Perlu kalian ketahui bahwa di luar sana bukan hanya orang-orang dengan gangguan obesitas yang kerap dihina. Orang dengan postur tubuh cenderung kurus pun mendapat hujatan. Hal ini pun juga pernah saya alami. Sejak tahun 2017, berat badan saya menurun drastis dan kadang tidak stabil. Setiap hari saya mencoba memenuhi asupan gizi seimbang namun tidak banyak membuahkan hasil untuk meningkatan berat badan. Saya juga pernah mengalami gangguan lambung dan perlu satu tahun untuk pemulihan. It’s not easy sometimes when people around me keep observed that I’m thin. Pada kenyataannya, people changed as time goes by, tetapi perubahan paling menonjol dan observable pada diri saya adalah berat badan.

Saya yakin bahwa siapapun tidak ada yang senang jika hal personalnya dicemooh. We have been ever feel insecure with our body or physical performance when we looked at the mirror. Meskipun demikian, kitapun dapat terjebak dalam tindakan body shaming terhadap diri sendiri.

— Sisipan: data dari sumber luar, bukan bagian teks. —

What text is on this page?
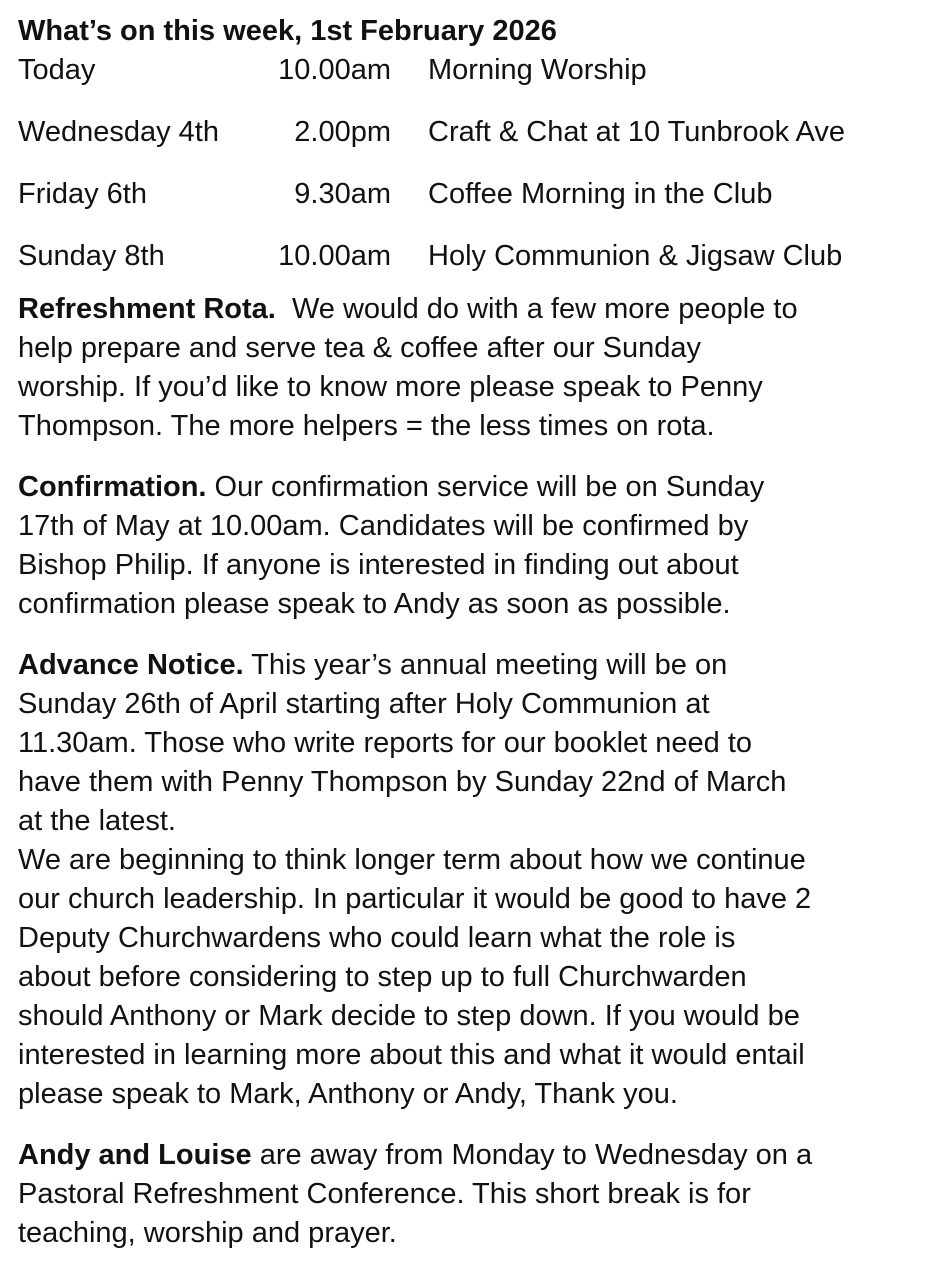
What’s on this week, 1st February 2026
Today	10.00am	Morning Worship
Wednesday 4th	2.00pm	Craft & Chat at 10 Tunbrook Ave
Friday 6th	9.30am	Coffee Morning in the Club
Sunday 8th	10.00am	Holy Communion & Jigsaw Club
Refreshment Rota.  We would do with a few more people to
help prepare and serve tea & coffee after our Sunday
worship. If you’d like to know more please speak to Penny
Thompson. The more helpers = the less times on rota.
Confirmation. Our confirmation service will be on Sunday
17th of May at 10.00am. Candidates will be confirmed by
Bishop Philip. If anyone is interested in finding out about
confirmation please speak to Andy as soon as possible.
Advance Notice. This year’s annual meeting will be on
Sunday 26th of April starting after Holy Communion at
11.30am. Those who write reports for our booklet need to
have them with Penny Thompson by Sunday 22nd of March
at the latest.
We are beginning to think longer term about how we continue
our church leadership. In particular it would be good to have 2
Deputy Churchwardens who could learn what the role is
about before considering to step up to full Churchwarden
should Anthony or Mark decide to step down. If you would be
interested in learning more about this and what it would entail
please speak to Mark, Anthony or Andy, Thank you.
Andy and Louise are away from Monday to Wednesday on a
Pastoral Refreshment Conference. This short break is for
teaching, worship and prayer.
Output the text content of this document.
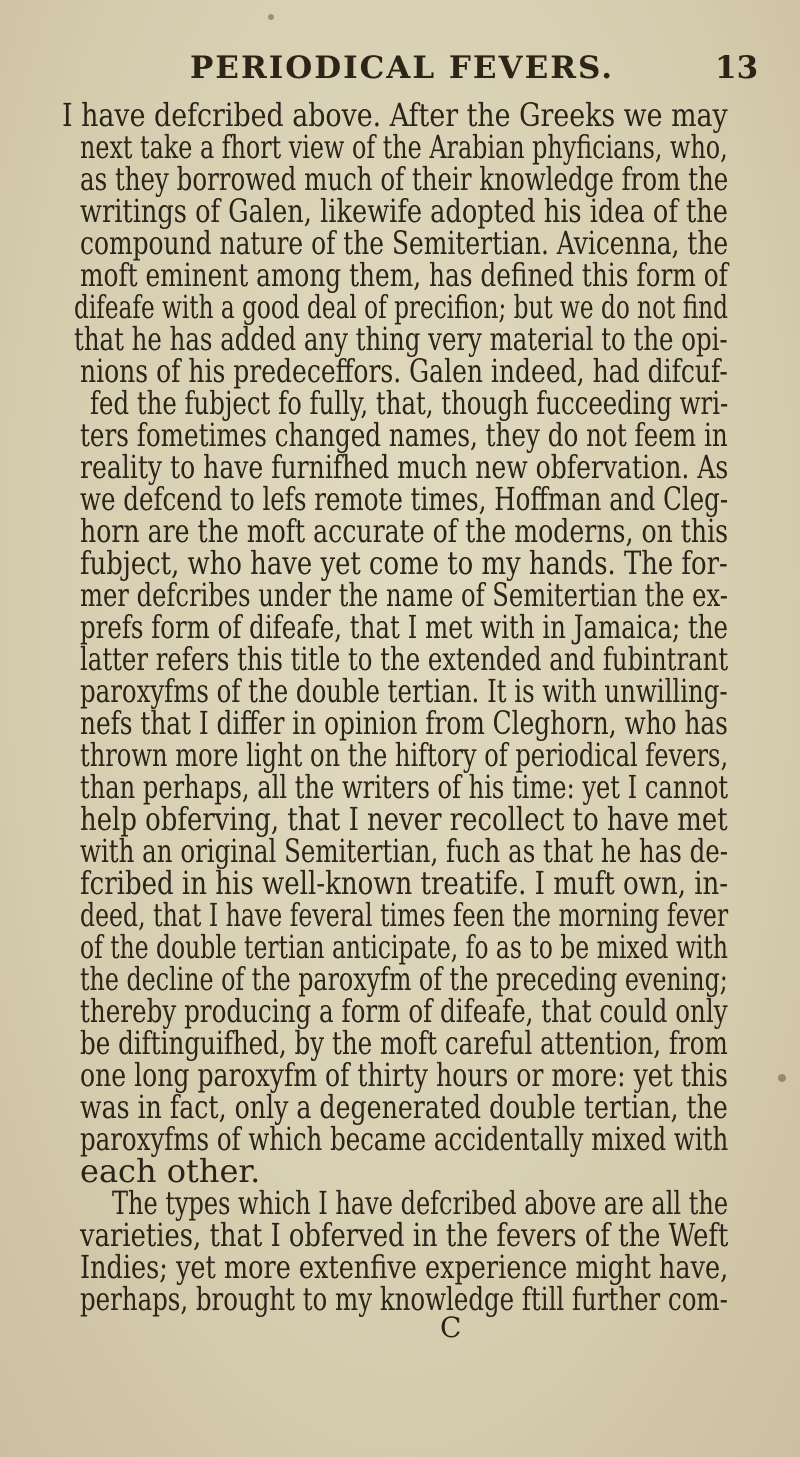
PERIODICAL FEVERS.	13
I have defcribed above. After the Greeks we may
next take a fhort view of the Arabian phyficians, who,
as they borrowed much of their knowledge from the
writings of Galen, likewife adopted his idea of the
compound nature of the Semitertian. Avicenna, the
moft eminent among them, has defined this form of
difeafe with a good deal of precifion; but we do not find
that he has added any thing very material to the opi-
nions of his predeceffors. Galen indeed, had difcuf-
fed the fubject fo fully, that, though fucceeding wri-
ters fometimes changed names, they do not feem in
reality to have furnifhed much new obfervation. As
we defcend to lefs remote times, Hoffman and Cleg-
horn are the moft accurate of the moderns, on this
fubject, who have yet come to my hands. The for-
mer defcribes under the name of Semitertian the ex-
prefs form of difeafe, that I met with in Jamaica; the
latter refers this title to the extended and fubintrant
paroxyfms of the double tertian. It is with unwilling-
nefs that I differ in opinion from Cleghorn, who has
thrown more light on the hiftory of periodical fevers,
than perhaps, all the writers of his time: yet I cannot
help obferving, that I never recollect to have met
with an original Semitertian, fuch as that he has de-
fcribed in his well-known treatife. I muft own, in-
deed, that I have feveral times feen the morning fever
of the double tertian anticipate, fo as to be mixed with
the decline of the paroxyfm of the preceding evening;
thereby producing a form of difeafe, that could only
be diftinguifhed, by the moft careful attention, from
one long paroxyfm of thirty hours or more: yet this
was in fact, only a degenerated double tertian, the
paroxyfms of which became accidentally mixed with
each other.
The types which I have defcribed above are all the
varieties, that I obferved in the fevers of the Weft
Indies; yet more extenfive experience might have,
perhaps, brought to my knowledge ftill further com-
C
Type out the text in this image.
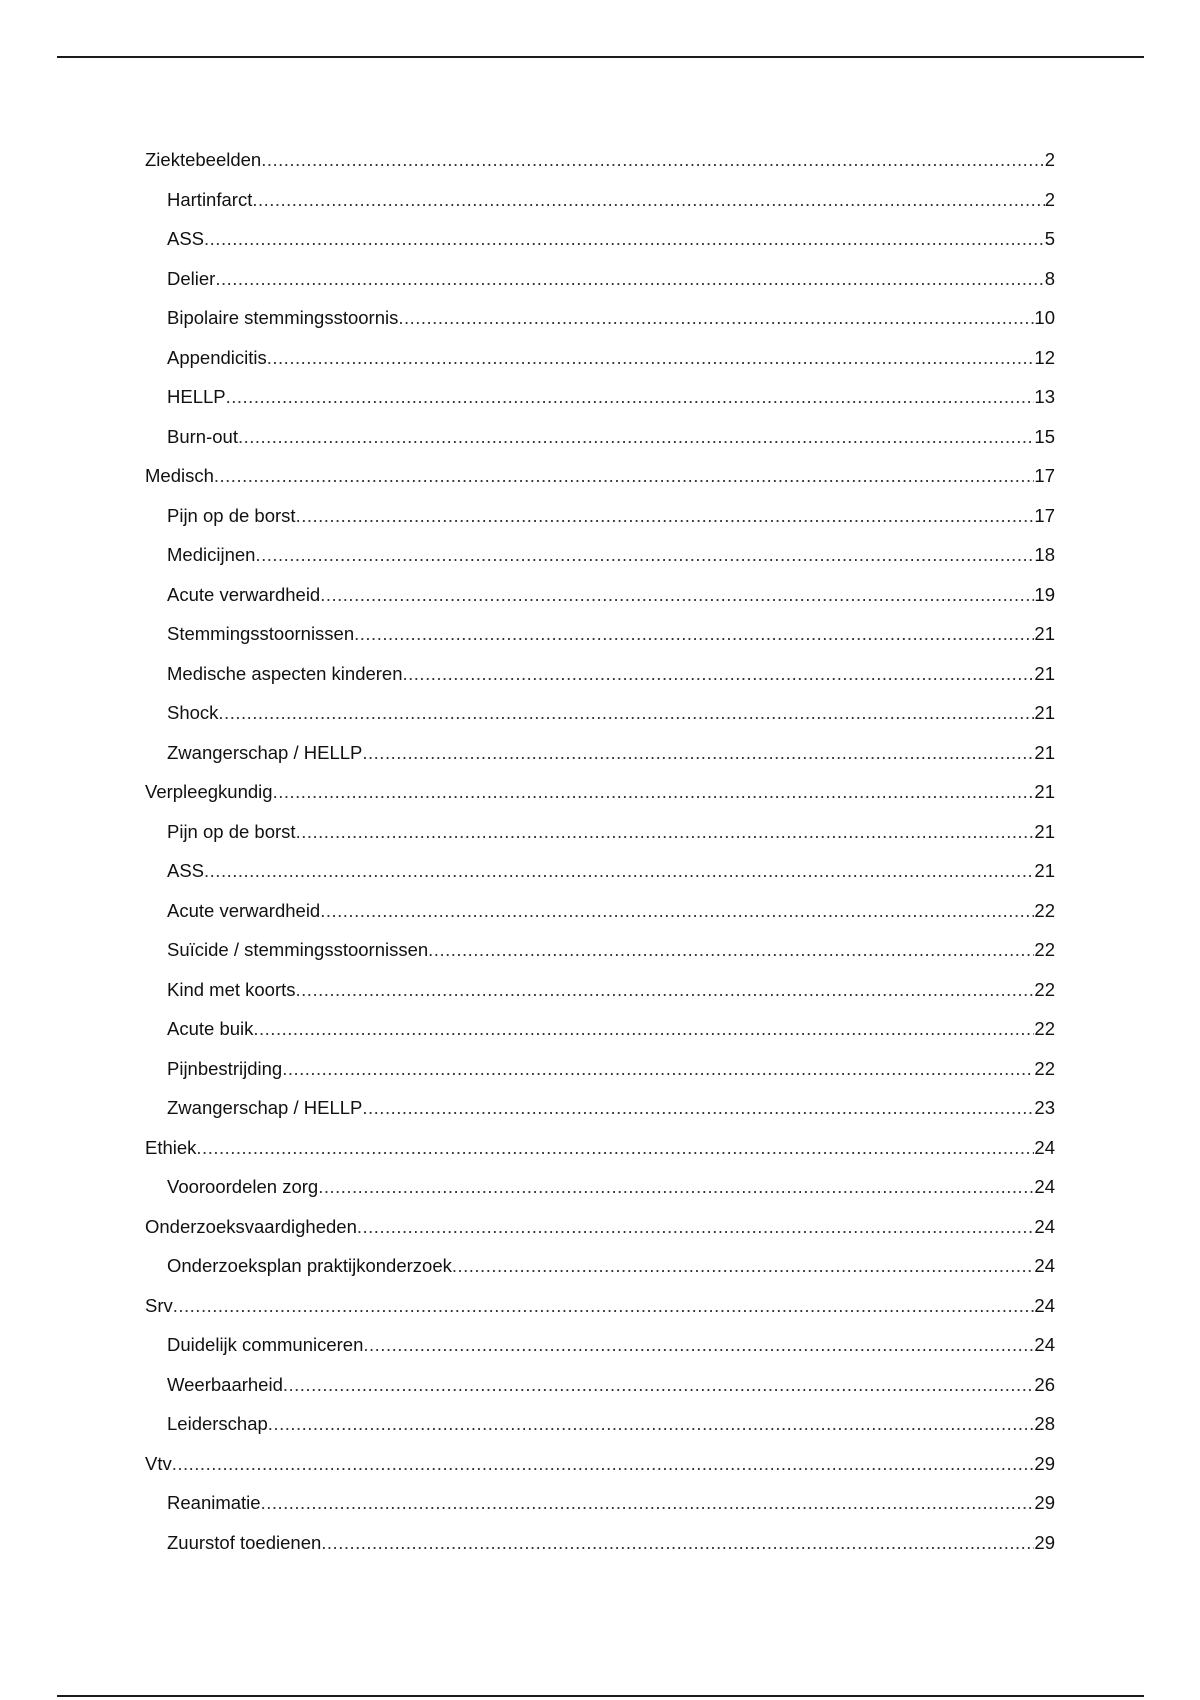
Ziektebeelden .....	2
Hartinfarct .....	2
ASS .....	5
Delier .....	8
Bipolaire stemmingsstoornis .....	10
Appendicitis .....	12
HELLP .....	13
Burn-out .....	15
Medisch .....	17
Pijn op de borst .....	17
Medicijnen .....	18
Acute verwardheid .....	19
Stemmingsstoornissen .....	21
Medische aspecten kinderen .....	21
Shock .....	21
Zwangerschap / HELLP .....	21
Verpleegkundig .....	21
Pijn op de borst .....	21
ASS .....	21
Acute verwardheid .....	22
Suïcide / stemmingsstoornissen .....	22
Kind met koorts .....	22
Acute buik .....	22
Pijnbestrijding .....	22
Zwangerschap / HELLP .....	23
Ethiek .....	24
Vooroordelen zorg .....	24
Onderzoeksvaardigheden .....	24
Onderzoeksplan praktijkonderzoek .....	24
Srv .....	24
Duidelijk communiceren .....	24
Weerbaarheid .....	26
Leiderschap .....	28
Vtv .....	29
Reanimatie .....	29
Zuurstof toedienen .....	29
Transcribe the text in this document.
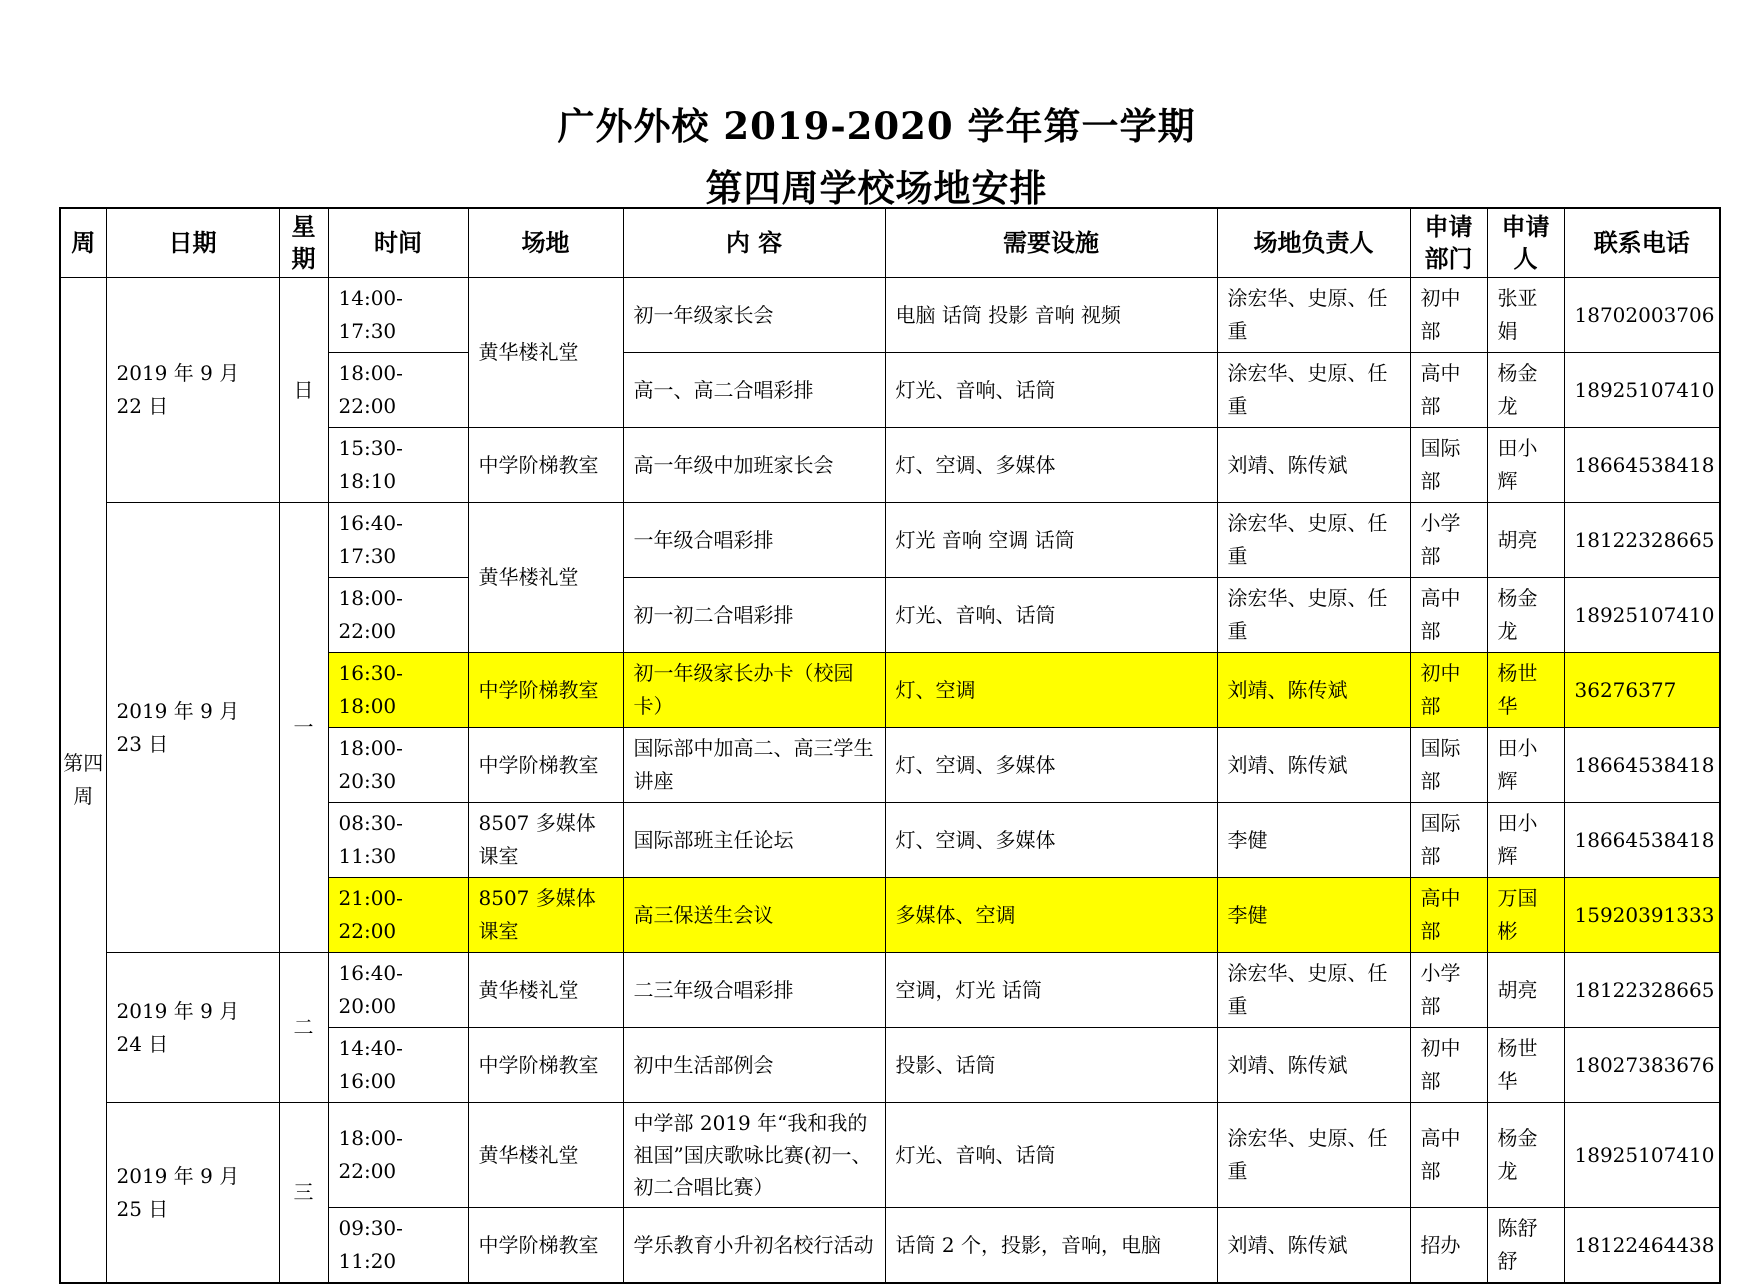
广外外校 2019-2020 学年第一学期
第四周学校场地安排
周	日期	星期	时间	场地	内 容	需要设施	场地负责人	申请部门	申请人	联系电话
第四周	2019 年 9 月 22 日	日	14:00-17:30	黄华楼礼堂	初一年级家长会	电脑 话筒 投影 音响 视频	涂宏华、史原、任重	初中部	张亚娟	18702003706
			18:00-22:00		高一、高二合唱彩排	灯光、音响、话筒	涂宏华、史原、任重	高中部	杨金龙	18925107410
			15:30-18:10	中学阶梯教室	高一年级中加班家长会	灯、空调、多媒体	刘靖、陈传斌	国际部	田小辉	18664538418
	2019 年 9 月 23 日	一	16:40-17:30	黄华楼礼堂	一年级合唱彩排	灯光 音响 空调 话筒	涂宏华、史原、任重	小学部	胡亮	18122328665
			18:00-22:00		初一初二合唱彩排	灯光、音响、话筒	涂宏华、史原、任重	高中部	杨金龙	18925107410
			16:30-18:00	中学阶梯教室	初一年级家长办卡（校园卡）	灯、空调	刘靖、陈传斌	初中部	杨世华	36276377
			18:00-20:30	中学阶梯教室	国际部中加高二、高三学生讲座	灯、空调、多媒体	刘靖、陈传斌	国际部	田小辉	18664538418
			08:30-11:30	8507 多媒体课室	国际部班主任论坛	灯、空调、多媒体	李健	国际部	田小辉	18664538418
			21:00-22:00	8507 多媒体课室	高三保送生会议	多媒体、空调	李健	高中部	万国彬	15920391333
	2019 年 9 月 24 日	二	16:40-20:00	黄华楼礼堂	二三年级合唱彩排	空调，灯光 话筒	涂宏华、史原、任重	小学部	胡亮	18122328665
			14:40-16:00	中学阶梯教室	初中生活部例会	投影、话筒	刘靖、陈传斌	初中部	杨世华	18027383676
	2019 年 9 月 25 日	三	18:00-22:00	黄华楼礼堂	中学部 2019 年“我和我的祖国”国庆歌咏比赛(初一、初二合唱比赛）	灯光、音响、话筒	涂宏华、史原、任重	高中部	杨金龙	18925107410
			09:30-11:20	中学阶梯教室	学乐教育小升初名校行活动	话筒 2 个，投影，音响，电脑	刘靖、陈传斌	招办	陈舒舒	18122464438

Saat bercermin, kadang di antara kita ada yang mengajak bicara diri sendiri seperti dengan mengatakan, "Pipiku kok chubby?” atau “Kok aku tambah gemuk ya?” Jadi, hati-hati ya sebab itu bias menjadi afirmasi untuk diri sendiri. Oleh karena itu, bicaralah dengan kalimat-kalimat yang baik pada diri sendiri.

Efek Body Shaming Terhadap Kesehatan Mental

Iannacone dkk (2016) mengemukakan bahwa dari 111 responden penelitiannya dengan rentang usia 13-19 tahun ditemukan hasil bahwa body shame mempunyai hubungan yang signifikan dengan kerentanan terhadap  eating disorder (gangguan makan). Komentar negatif terhadap fisik seseorang dapat berakibat fatal terhadap kondisi kesehatan mentalnya. Seseorang yang dicemooh berat badannya bisa jadi mengubah pola makan menjadi tidak seimbang. Hal ini dapat berakibat pada menurunnya kepercayaan diri seseorang. Orang yang dicemooh dapat merasa tidak berharga dengan tampilan citra tubuhnya dan hal ini juga dapat mempengaruhi hubungan sosialnya, cenderung menghindar karena takut diejek dengan kata “gendut”, “ceking” atau semacamnya. 

Apakah Harus Gemuk atau Kurus Agar Dapat Disebut Cantik?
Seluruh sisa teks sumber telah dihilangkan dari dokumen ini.